A croire que les mouvements frénétiques qui ont agité les spectateurs du festival Marsatac, le week-end précédant Garorock, se sont transformés en danse de la pluie. Dans la semaine qui s’est déroulée entre les deux rendez-vous, il a coulé plus d’eau que de codéine dans un morceau de Lil Wayne. Résultat : le terrain sur lequel l’événement pose ses baffles chaque année s’est vite transformé en un temple de boue. Les intégristes ne jurant que par les pass trois jours l’auront constaté dès le vendredi ; les plus belles sapes qu’ils avaient prévues n’avaient plus qu’à être roulées en boule pour servir d’oreiller dans le camping du festival, où les moments de calme se sont fait plus rares qu’une apparition de Jay Electronica.
Pas étonnant, donc, que le look des festivaliers ait rapidement pris des airs de salon de l’agriculture. Les faits ne trompent pas : dès le samedi, les bottes étaient en rupture de stock dans toutes les enseignes de la ville. Tout ça n’a pas empêché 105 000 personnes de franchir les portes de l’événement. Si le festival était à l’origine clairement orienté punk rock (son intitulé en témoigne), il affiche depuis une dizaine d’année des rappeurs à son tableau de chasse. Pour répondre aux attentes du public, certainement, mais sans doute aussi parce que le rap et son énergie débridée et insolente est un parfait parallèle de ce que représentait le rock pour les générations précédentes.
Ce ne sont pas les Flatbush Zombies qui nous feront penser le contraire. Programmés assez tôt dans la timetable, ils n’ont eu besoin que de quelques minutes pour décrotter les chaussures d’un public agité. En s’accordant un break à mi-concert sur les guitares grasses de « Smells Like Teen Spirit« , le groupe a montré qu’en 2017, les étiquettes ne sont faites que pour être décollées. La fournaise est déjà bien attisée lorsque Meechy Darko prend tout le monde par surprise – sécurité comprise – et court s’enliser avec le public le temps d’un couplet. Avant de conclure le live par un « Open. Your. Fucking. Minds! » qui prend tout son écho via la programmation éclectique du festival.

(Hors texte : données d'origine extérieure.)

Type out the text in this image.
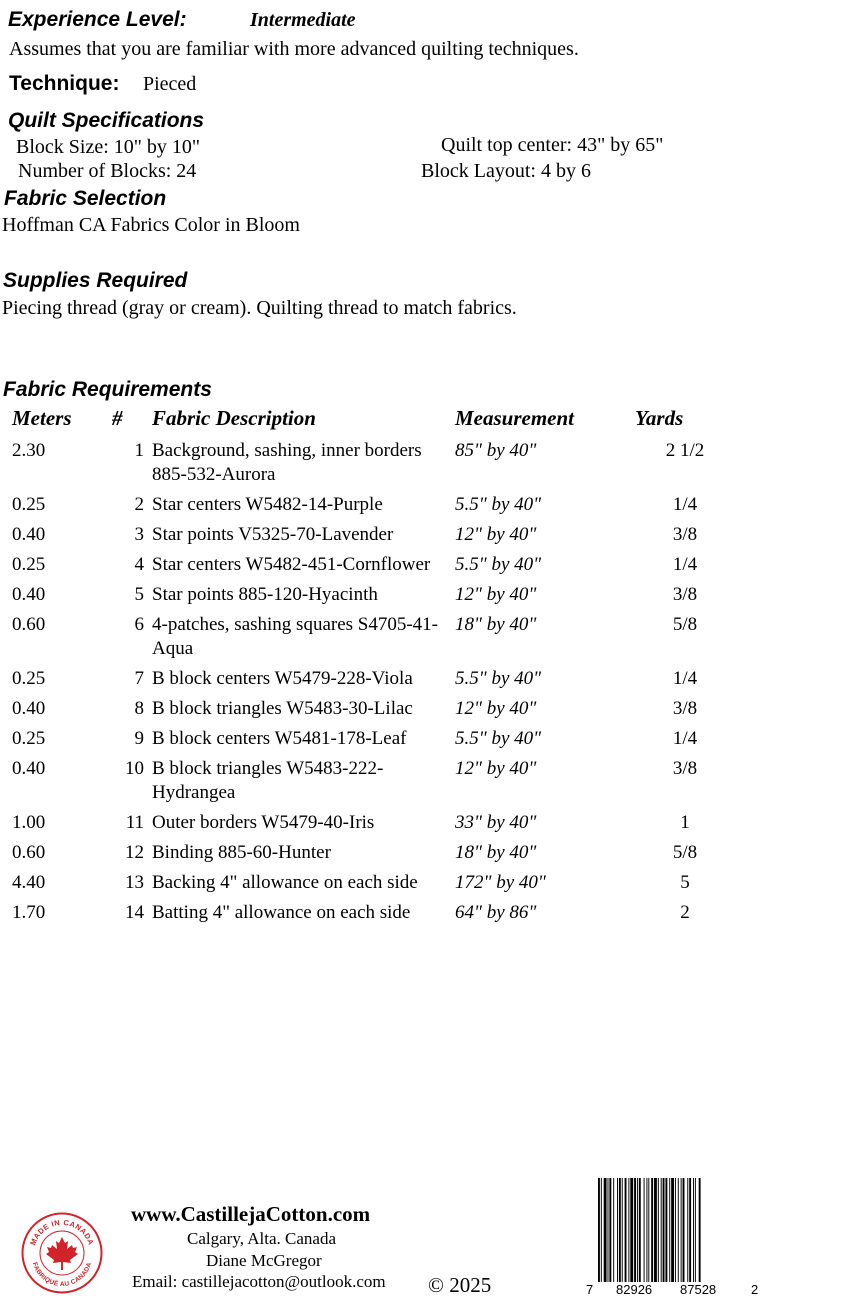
Experience Level:	Intermediate
Assumes that you are familiar with more advanced quilting techniques.
Technique: Pieced
Quilt Specifications
Block Size: 10" by 10"
Number of Blocks: 24
Quilt top center: 43" by 65"
Block Layout: 4 by 6
Fabric Selection
Hoffman CA Fabrics Color in Bloom
Supplies Required
Piecing thread (gray or cream). Quilting thread to match fabrics.
Fabric Requirements
Meters	#	Fabric Description	Measurement	Yards
2.30	1	Background, sashing, inner borders 885-532-Aurora	85" by 40"	2 1/2
0.25	2	Star centers W5482-14-Purple	5.5" by 40"	1/4
0.40	3	Star points V5325-70-Lavender	12" by 40"	3/8
0.25	4	Star centers W5482-451-Cornflower	5.5" by 40"	1/4
0.40	5	Star points 885-120-Hyacinth	12" by 40"	3/8
0.60	6	4-patches, sashing squares S4705-41-Aqua	18" by 40"	5/8
0.25	7	B block centers W5479-228-Viola	5.5" by 40"	1/4
0.40	8	B block triangles W5483-30-Lilac	12" by 40"	3/8
0.25	9	B block centers W5481-178-Leaf	5.5" by 40"	1/4
0.40	10	B block triangles W5483-222-Hydrangea	12" by 40"	3/8
1.00	11	Outer borders W5479-40-Iris	33" by 40"	1
0.60	12	Binding 885-60-Hunter	18" by 40"	5/8
4.40	13	Backing 4" allowance on each side	172" by 40"	5
1.70	14	Batting 4" allowance on each side	64" by 86"	2
MADE IN CANADA
FABRIQUÉ AU CANADA
www.CastillejaCotton.com
Calgary, Alta. Canada
Diane McGregor
Email: castillejacotton@outlook.com © 2025	7 82926 87528	2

« Ouvrir vos putains d’esprits », c’est justement ce que proposent les deux américains de Ho99o9. Si l’on est de plus en plus convaincus que le rap est on ne peut plus punk, le duo a carrément mis à genoux la frontière entre ces deux genres. En résulte un Objet Musical Non Identifié à la Death Grips – en plus rock – qui perturbe et fascine à la fois. De ce que l’on a vu à Marseille, on est à peu près sûrs que la prestation de Tommy Cash la veille était du même acabit. M.I.A. entre en scène quelques minutes plus tard au son de « Borders« . L’anglaise assure un show bien rôdé (voire trop ?), mais parvient à capter l’attention d’une majeure partie du public à l’aide de sa scénographie audacieuse.

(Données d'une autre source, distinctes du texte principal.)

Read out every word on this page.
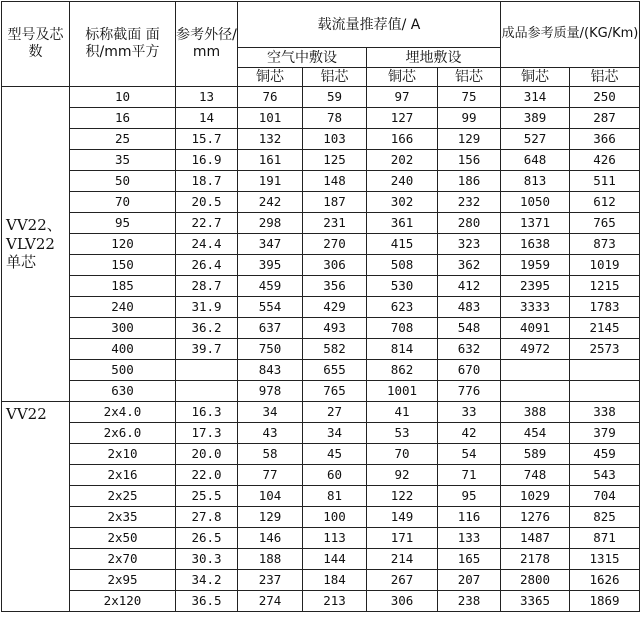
型号及芯数	标称截面 面积/mm平方	参考外径/ mm	载流量推荐值/ A				成品参考质量/(KG/Km)	
			空气中敷设		埋地敷设			
			铜芯	铝芯	铜芯	铝芯	铜芯	铝芯
VV22、VLV22单芯	10	13	76	59	97	75	314	250
	16	14	101	78	127	99	389	287
	25	15.7	132	103	166	129	527	366
	35	16.9	161	125	202	156	648	426
	50	18.7	191	148	240	186	813	511
	70	20.5	242	187	302	232	1050	612
	95	22.7	298	231	361	280	1371	765
	120	24.4	347	270	415	323	1638	873
	150	26.4	395	306	508	362	1959	1019
	185	28.7	459	356	530	412	2395	1215
	240	31.9	554	429	623	483	3333	1783
	300	36.2	637	493	708	548	4091	2145
	400	39.7	750	582	814	632	4972	2573
	500		843	655	862	670		
	630		978	765	1001	776		
VV22	2x4.0	16.3	34	27	41	33	388	338
	2x6.0	17.3	43	34	53	42	454	379
	2x10	20.0	58	45	70	54	589	459
	2x16	22.0	77	60	92	71	748	543
	2x25	25.5	104	81	122	95	1029	704
	2x35	27.8	129	100	149	116	1276	825
	2x50	26.5	146	113	171	133	1487	871
	2x70	30.3	188	144	214	165	2178	1315
	2x95	34.2	237	184	267	207	2800	1626
	2x120	36.5	274	213	306	238	3365	1869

Le dimanche, c’est au tour de Panama Bende d’assurer la promotion du rap français sur le festival – nous avons loupé Georgio qui concourrait pour les faveurs du public le vendredi. Assumant ensemble les écarts en solo de chacun (notamment Aladin 135 et PLK), le crew a déroulé son rap polyvalent et taillé pour le live. Ormaz finit par descendre de scène pour aller foutre son bordel, au beau milieu d’un public qui n’attendait que ça pour se lancer dans des triple axel, option patinoire sur terre humide. Vint le vrai plat de résistance de la soirée, servi par Mac Miller en grande forme qui était attendu de pied ferme par un public de la première heure. L’occasion d’éprouver la saveur en live de ses derniers singles « Stay« , « Dang! » et « God Is Fair, Sexy Nasty« , les absences de Kendrick Lamar et Anderson .Paak étant compensées par l’atmosphère fiévreuse qui s’est emparée du festival pendant un peu plus d’une heure.
Trois jours durant, les artistes qui se sont succédé sur les trois scènes principales de Garorock ont réussi à insuffler un vrai souffle de vie en plein cœur du Sud-Ouest. A voir le public s’amoncelant devant chaque chapitre rap de la programmation, on n’a plus vraiment de doutes sur le fait que le genre soit devenu l’un des courants majeurs de la musique populaire, au sens noble du terme. Sans pour autant perdre de son énergie, ni de ce qui fait sa spécificité, pour le plus grand bonheur de ceux qui ont toujours supporté la culture hip-hop – et l’ont suivie dans ses multiples ramifications. La 21ème édition de Garorock l’aura prouvé : la bonne musique propage ses ondes à travers tous les milieux. Y compris la boue.